Fue el doctor Mangel el que propuso una solución definitiva cuyo consentimiento fue firmado por el paciente. En acuerdo con la propuesta de Mangel se decidió extirparle el órgano de los latidos, es decir, el corazón. La operación fue exitosa, pero, para incomodidad de todos los cirujanos y ayudantes de cirujanos intervinientes, el sujeto ya carente de corazón no actuaba como un insensible sino más bien como un descorazonado aun ardiendo en amor. Todo en su vida se volvió prístino y racional, pudo volver a trabajar, pero la fiebre y el dolor del amor fueron sustituidos por una constante y disimulada ansiedad que cada tanto se le subía a la cabeza y lo llevaba hasta la cornisa más próxima. Era un verdadero problema para las fuerzas públicas de seguridad que, cada cierto tiempo, se veían obligadas a impedir que se lanzara al vacío, a persuadirlo de que no terminara con su existencia e intentara una vez más llevar una vida normal.

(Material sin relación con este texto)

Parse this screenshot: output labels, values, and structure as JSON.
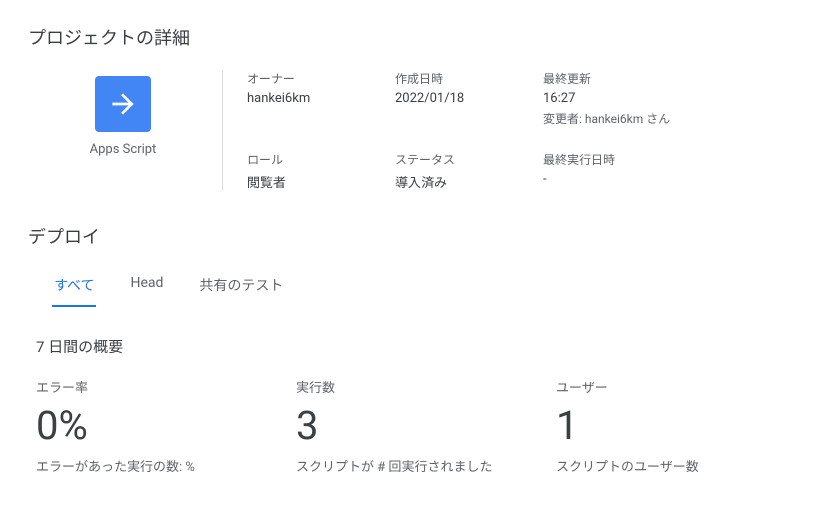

Lo asombroso del caso llegó después de treinta intentos de autoeliminación de este sujeto descorazonado. El objeto de su amor, una mujer que solía pintarse las uñas de color rosado intenso con pintas doradas, se enteró por fin de las peripecias de su víctima y llegó a la conclusión de que tal vez debía prestarle algo de atención amorosa. Lo que la motivó, sin embargo, fue mera compasión y egoísmo. Después de cinco fracasos amorosos la mujer decidió que aquel hombre descorazonado enamorado de ella podía ser un buen partido. No fue su actitud lo asombroso, sin embargo, sino la reacción del hombre descorazonado. Para desazón de los que habían tratado de curarlo y protegerlo de su propia autodestructividad durante todo ese tiempo, el hombre sin corazón simplemente se desilusionó y se apartó de ella como de una plaga y actualmente se encuentra en trámite para adquirir un nuevo corazón. Tal vez lo consiga dentro de tres o cuatro años ya que la lista de espera es muy larga.